The person who is the recipient of all of this so-called, mythical Arab "street" almost hates the very desire for things Western. It only increased the guilt that they either can't make it or it's against Islam. So, it's a very hard thing to do, but ultimately the only solution is to offer people the other side of Western civilization that's liberal and humane and tolerant.
To do that, does the military have to do more of what Barnett calls "system administration"? Prior to the Bush administration it was called nation building. In other words, the military is doing that. Is that a piece of the program, that they have to have to move from one world that you're talking about to the other?
Yes, absolutely. I'll give you an example of one or two situations. If you go to Balad, or you go to the Baghdad hospital, most of the people brought into an American-run hospital are Iraqis, but what's fascinating is the people who are letting off the IEDs and the suicide bombs are there too. The Americans say they [too] are entitled to a Hippocratic notion of medicine: "Bring them in even though they tried to kill us and you. We will treat them, maybe under guard, and we will show you how medicine in a Western sense works." I know that that may be naïve a certain amount, but that's an example.
Or if you're an American colonel and you're trying to train the new Iraqi tenth division, and you're trying to talk about discipline and chain of command, you also say that even though you have body armor, up-armored RMVs, you have your own budget, you cannot under any circumstances challenge the authority of the civilian government. You are subject to them. You can complain, but there's a chain of command that ultimately stops with civilians. They control you.

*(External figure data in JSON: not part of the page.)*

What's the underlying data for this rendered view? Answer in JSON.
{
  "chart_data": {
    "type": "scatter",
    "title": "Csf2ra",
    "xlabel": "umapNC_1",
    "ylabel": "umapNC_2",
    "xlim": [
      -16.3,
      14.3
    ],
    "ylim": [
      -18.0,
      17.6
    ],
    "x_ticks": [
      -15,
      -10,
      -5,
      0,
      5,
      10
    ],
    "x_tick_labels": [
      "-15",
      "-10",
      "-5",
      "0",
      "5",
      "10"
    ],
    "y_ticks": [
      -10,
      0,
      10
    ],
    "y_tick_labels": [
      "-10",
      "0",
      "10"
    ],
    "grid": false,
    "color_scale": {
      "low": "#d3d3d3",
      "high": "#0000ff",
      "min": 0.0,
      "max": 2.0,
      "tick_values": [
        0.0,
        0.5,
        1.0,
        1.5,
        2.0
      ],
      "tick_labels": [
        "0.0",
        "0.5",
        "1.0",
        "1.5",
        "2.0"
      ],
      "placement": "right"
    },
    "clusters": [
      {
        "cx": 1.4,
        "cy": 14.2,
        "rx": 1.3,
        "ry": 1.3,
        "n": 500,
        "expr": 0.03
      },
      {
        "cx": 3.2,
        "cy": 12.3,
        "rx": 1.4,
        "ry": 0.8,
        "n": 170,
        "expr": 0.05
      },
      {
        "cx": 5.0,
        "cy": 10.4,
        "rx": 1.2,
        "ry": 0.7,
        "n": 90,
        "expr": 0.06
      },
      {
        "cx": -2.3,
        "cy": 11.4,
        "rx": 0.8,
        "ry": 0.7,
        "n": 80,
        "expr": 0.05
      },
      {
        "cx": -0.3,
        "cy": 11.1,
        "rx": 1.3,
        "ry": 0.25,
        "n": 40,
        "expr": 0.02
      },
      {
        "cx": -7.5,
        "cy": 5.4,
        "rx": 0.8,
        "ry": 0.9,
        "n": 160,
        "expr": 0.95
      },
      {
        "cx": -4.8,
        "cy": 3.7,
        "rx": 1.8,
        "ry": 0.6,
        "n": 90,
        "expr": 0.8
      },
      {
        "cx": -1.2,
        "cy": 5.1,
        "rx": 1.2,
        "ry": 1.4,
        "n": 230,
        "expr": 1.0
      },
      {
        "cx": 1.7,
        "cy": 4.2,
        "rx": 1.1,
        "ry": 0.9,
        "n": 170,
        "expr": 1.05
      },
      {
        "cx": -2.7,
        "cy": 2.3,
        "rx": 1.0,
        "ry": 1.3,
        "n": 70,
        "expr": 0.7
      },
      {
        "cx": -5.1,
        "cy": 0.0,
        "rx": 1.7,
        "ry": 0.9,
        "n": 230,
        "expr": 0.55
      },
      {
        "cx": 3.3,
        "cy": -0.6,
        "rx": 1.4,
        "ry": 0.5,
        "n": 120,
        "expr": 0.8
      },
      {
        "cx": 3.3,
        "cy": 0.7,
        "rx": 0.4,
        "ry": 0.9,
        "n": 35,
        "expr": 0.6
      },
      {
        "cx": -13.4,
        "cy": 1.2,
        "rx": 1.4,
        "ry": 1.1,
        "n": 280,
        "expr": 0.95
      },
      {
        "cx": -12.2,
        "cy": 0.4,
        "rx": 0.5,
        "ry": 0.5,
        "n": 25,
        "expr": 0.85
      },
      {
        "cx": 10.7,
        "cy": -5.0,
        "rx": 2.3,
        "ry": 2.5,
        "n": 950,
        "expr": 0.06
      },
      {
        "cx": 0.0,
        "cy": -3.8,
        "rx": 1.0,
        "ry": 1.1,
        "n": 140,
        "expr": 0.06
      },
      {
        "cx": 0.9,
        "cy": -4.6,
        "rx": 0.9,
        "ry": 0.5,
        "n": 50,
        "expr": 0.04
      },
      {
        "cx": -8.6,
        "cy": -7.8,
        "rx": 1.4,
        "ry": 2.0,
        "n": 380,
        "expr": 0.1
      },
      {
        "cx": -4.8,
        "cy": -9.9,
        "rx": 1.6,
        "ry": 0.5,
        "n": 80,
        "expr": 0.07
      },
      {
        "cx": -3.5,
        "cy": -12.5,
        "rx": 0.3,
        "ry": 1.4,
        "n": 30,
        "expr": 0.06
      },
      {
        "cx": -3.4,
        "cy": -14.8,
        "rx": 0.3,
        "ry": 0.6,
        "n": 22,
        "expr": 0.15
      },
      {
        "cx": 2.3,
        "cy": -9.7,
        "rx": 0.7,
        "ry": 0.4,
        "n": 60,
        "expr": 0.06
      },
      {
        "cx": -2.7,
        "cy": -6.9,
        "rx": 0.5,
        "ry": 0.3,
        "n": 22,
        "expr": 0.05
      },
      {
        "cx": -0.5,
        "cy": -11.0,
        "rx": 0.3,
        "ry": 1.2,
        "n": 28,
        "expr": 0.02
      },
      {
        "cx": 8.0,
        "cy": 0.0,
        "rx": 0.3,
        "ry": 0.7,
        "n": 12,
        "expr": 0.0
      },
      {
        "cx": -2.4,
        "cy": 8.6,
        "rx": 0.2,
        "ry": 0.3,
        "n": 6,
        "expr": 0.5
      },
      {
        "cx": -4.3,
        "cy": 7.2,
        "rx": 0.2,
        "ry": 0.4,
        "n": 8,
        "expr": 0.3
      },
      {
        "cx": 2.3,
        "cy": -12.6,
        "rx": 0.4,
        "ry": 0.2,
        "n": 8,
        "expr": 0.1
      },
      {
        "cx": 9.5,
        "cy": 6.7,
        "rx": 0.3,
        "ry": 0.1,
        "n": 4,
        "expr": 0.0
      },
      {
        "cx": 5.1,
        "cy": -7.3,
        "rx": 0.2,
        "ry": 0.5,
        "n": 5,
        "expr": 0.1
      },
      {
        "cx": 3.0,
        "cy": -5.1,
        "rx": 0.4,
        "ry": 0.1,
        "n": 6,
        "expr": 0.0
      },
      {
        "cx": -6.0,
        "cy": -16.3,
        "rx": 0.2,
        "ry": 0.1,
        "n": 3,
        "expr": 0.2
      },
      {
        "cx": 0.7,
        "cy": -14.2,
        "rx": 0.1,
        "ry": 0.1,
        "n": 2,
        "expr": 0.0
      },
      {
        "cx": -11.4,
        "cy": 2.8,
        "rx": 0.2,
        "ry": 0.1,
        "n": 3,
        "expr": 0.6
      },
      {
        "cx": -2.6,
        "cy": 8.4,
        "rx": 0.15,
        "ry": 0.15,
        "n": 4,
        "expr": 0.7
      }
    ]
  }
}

So, what the Americans are doing at every single level is trying to imbue a very traditional tribal society with what we would call a modern Western world, whether it's medicine or civilian military affairs. I could magnify those examples, but that's what you're talking about, and the answer is, yes.
It would seem that part of this [is] not the military power or military victory, but the security element, the policing function that needs to be implemented and taught to the people whose country it is. Is this something that our military should do in this transitional phase, or is it better to bring in police from the United States?
They're doing that. We are bringing in police from the United States, we're bringing people through the National Guard that have police experience, we have military police, but it's, again, a multifaceted effort. The military thinks the most incorrigible diehard terrorists have to be killed or exiled: we can help you do that and we will. But when they go into a multi-level apartment that somebody else owns and we put a GPS bomb and blow them up, we have to calibrate: is it better to get rid of the eight people or is it better not to destroy somebody's property who's not sympathetic to them? Those decisions are being made hourly in Iraq, and then the idea is that it's circular. We kill the jihadists and train the security forces, then that gives a breathing period for the third elected system of officials to form an executive branch. When they form an executive branch of national reconciliation, then they take the wind out of the sails of the insurgency, and then it makes it easier, even more, and it's holistic. I didn't meet any military officer -- and I met General Casey, General Dempsey, General Corelli -- that thought that there was simply a political or military solution. It was symbiotic.